Cependant, au fur et à mesure, les éléments qu’on pouvait amener se sont faits plus clairs, et nous avons pu commencer la formation.
En donnant cette formation, j’ai été défié dans ma manière d’amener les choses lorsque je les voyais travailler. Culturellement, il est impoli de montrer directement l’erreur d’une personne, ce serait comme dire d’une personne qu’elle est nulle! Ceci m’a rappelé le conseil d’un ami suisse travaillant au Myanmar depuis plus de 10 ans qui m’a confié qu’il dirigeait son équipe en posant des questions pour qu’au final, la solution au problème vienne d’eux-mêmes. Un concept génial, mais difficile à mettre en pratique pour moi qui aime en général dire les choses telles qu’elles sont! Toutefois, en étant sensible à cela, j’ai vu le respect et la confiance grandir au fil des jours et finalement avoir une plus grande liberté pour leur donner des conseils.

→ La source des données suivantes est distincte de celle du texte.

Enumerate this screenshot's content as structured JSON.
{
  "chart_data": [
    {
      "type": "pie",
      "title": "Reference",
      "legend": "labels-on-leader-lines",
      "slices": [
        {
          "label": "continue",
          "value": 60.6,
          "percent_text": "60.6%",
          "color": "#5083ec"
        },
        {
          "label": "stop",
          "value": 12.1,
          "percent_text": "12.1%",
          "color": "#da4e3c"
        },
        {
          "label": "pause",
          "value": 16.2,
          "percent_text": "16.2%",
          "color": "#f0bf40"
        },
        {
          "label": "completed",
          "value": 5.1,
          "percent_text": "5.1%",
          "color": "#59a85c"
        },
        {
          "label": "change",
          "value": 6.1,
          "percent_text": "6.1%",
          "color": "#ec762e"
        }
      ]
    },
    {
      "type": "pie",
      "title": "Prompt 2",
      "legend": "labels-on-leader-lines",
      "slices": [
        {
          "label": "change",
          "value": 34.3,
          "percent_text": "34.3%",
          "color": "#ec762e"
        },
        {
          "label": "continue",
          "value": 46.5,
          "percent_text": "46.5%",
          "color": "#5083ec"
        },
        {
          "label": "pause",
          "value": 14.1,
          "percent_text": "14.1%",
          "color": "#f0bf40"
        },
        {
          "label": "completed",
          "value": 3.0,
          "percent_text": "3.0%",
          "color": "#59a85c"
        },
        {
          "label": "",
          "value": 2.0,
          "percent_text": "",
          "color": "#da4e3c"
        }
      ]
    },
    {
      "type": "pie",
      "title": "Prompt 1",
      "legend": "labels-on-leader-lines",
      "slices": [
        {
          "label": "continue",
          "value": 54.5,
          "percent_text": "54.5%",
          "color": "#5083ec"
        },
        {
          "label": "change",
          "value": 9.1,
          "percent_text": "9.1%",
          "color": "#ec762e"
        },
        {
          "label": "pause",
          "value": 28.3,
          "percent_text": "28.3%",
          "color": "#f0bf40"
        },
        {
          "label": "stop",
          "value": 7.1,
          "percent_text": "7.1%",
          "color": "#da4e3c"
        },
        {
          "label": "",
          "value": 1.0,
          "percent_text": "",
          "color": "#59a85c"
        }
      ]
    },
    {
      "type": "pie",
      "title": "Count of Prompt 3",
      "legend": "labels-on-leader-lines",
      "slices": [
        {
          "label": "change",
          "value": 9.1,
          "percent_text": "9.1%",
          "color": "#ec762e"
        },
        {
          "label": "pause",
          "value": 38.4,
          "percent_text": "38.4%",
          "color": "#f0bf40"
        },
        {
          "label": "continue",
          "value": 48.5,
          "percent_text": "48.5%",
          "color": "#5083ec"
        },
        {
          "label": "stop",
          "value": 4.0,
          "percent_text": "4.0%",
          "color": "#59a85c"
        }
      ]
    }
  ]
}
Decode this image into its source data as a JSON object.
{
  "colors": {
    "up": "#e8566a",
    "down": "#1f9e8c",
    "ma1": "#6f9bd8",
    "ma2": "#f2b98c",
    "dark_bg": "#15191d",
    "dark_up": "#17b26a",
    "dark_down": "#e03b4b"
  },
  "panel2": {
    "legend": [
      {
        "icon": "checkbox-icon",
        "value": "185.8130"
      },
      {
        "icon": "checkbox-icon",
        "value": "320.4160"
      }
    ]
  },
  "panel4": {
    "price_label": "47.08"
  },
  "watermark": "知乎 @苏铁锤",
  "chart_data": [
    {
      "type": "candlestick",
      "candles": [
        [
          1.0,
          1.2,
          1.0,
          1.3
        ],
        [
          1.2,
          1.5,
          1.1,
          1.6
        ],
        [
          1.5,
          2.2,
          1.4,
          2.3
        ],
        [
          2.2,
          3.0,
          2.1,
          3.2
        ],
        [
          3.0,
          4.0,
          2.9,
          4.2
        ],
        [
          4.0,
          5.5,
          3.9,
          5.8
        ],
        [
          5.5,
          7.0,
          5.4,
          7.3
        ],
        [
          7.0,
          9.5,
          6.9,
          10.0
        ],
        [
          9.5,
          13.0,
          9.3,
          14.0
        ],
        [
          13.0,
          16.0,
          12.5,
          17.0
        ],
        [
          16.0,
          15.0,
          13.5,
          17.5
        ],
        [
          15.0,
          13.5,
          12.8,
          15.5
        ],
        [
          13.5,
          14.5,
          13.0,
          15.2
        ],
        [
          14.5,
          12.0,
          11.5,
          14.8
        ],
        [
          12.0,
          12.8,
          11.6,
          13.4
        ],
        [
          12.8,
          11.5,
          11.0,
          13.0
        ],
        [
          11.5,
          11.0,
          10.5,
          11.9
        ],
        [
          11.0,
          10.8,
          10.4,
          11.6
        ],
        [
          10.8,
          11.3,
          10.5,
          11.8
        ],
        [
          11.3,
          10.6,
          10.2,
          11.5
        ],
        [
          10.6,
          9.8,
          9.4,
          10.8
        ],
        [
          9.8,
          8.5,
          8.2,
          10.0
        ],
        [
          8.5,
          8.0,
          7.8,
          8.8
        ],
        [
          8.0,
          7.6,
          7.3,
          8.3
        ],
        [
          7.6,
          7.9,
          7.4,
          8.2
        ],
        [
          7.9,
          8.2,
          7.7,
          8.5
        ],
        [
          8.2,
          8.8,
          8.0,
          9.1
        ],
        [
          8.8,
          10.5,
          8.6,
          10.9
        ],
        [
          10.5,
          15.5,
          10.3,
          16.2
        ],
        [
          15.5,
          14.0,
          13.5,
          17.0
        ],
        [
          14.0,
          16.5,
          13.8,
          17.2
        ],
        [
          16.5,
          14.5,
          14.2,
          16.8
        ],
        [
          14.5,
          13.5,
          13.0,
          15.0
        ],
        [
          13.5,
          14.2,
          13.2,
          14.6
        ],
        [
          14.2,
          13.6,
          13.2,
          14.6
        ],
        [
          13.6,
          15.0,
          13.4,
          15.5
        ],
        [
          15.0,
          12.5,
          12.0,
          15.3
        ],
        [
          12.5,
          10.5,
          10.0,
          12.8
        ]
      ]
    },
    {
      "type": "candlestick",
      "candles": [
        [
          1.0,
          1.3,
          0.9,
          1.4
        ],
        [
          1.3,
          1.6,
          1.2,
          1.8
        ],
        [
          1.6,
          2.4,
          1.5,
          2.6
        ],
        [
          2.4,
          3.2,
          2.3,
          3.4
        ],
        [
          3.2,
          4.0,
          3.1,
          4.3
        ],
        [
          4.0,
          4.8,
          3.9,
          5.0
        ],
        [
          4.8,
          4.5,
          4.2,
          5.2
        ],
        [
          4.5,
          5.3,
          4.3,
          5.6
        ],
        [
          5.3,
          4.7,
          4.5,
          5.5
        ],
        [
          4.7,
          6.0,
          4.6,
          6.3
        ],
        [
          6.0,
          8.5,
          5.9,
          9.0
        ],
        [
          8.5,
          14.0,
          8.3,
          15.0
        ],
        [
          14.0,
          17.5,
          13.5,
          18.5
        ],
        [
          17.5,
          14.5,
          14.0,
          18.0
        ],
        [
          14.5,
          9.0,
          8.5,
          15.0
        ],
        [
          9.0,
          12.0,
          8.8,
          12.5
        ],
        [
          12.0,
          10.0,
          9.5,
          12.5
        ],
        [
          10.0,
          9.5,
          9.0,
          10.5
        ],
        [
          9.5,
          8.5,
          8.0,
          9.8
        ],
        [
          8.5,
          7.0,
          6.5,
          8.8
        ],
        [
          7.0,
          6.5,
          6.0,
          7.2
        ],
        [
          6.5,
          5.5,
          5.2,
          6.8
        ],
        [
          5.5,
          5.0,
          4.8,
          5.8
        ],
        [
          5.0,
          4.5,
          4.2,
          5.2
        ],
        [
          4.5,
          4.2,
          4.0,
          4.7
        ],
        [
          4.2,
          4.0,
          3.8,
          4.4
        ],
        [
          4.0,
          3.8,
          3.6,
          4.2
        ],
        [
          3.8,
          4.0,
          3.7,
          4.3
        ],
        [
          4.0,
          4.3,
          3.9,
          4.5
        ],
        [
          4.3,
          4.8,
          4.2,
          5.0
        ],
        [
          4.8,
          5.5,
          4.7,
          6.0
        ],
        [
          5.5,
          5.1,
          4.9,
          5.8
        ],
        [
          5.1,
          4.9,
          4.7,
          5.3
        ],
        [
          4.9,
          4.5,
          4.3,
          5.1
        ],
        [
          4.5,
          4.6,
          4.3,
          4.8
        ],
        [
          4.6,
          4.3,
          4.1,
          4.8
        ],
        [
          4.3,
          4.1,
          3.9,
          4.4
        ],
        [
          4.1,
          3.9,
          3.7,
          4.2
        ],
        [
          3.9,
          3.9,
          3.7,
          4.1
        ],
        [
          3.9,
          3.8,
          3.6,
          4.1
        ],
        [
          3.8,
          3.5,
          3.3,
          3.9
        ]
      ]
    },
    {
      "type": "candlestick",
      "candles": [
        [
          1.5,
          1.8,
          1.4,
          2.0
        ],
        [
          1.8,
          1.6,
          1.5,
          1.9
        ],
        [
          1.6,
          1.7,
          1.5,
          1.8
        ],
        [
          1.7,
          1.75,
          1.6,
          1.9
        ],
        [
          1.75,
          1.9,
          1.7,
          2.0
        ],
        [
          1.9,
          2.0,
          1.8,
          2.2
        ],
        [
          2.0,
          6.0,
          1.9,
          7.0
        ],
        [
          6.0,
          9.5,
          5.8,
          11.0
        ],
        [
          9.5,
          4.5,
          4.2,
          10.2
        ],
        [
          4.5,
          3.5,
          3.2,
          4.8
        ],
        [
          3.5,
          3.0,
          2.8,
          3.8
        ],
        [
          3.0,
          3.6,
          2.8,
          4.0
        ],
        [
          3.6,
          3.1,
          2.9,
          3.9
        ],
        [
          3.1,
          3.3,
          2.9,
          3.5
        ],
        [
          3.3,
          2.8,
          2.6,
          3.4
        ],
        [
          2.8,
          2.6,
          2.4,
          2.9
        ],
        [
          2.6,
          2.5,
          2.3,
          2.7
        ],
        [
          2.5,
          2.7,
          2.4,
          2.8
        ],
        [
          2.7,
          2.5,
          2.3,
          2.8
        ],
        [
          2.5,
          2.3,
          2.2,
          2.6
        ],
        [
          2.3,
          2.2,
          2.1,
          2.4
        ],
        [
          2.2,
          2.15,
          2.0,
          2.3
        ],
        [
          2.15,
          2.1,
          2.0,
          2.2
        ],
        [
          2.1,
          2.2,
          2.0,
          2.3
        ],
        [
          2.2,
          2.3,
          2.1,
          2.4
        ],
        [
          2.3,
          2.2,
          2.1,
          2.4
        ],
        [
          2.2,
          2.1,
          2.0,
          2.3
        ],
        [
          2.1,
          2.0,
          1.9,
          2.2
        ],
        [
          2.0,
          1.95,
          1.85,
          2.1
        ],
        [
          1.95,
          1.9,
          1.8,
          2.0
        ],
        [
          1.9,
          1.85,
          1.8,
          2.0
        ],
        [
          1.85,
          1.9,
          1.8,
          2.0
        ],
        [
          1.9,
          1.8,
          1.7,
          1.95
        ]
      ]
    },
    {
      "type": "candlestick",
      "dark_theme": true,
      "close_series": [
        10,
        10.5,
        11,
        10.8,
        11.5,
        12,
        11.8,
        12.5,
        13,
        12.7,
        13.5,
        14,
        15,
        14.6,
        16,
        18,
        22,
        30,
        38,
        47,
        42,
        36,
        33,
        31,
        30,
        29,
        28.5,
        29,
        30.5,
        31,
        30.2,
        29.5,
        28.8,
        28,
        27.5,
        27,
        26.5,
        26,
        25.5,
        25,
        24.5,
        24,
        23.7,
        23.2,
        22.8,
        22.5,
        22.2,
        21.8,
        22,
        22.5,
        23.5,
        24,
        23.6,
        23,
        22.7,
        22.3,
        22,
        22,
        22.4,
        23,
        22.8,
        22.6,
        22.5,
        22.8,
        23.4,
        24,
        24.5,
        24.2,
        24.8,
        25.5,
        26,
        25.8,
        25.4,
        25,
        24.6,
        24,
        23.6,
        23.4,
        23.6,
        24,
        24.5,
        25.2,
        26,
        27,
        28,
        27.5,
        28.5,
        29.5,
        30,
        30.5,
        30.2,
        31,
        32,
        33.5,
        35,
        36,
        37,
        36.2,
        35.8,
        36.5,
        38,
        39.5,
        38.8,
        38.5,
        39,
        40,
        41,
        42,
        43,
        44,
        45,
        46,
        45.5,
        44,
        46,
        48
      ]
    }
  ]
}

D’ailleurs, un des techniciens m’a demandé si je pouvais lui refaire sa prothèse, et au-delà du plaisir de remettre la main à la pâte, j’ai été reconnaissant d’avoir une occasion de pouvoir leur montrer de façon très pratique des techniques pour leur permettre de progresser dans l’appareillage. A l’essayage de la prothèse, j’ai été soulagé et reconnaissant de voir que la prothèse a tout de suite été adoptée par son propriétaire, sans quoi les nouvelles techniques apportées auraient perdu en crédibilité!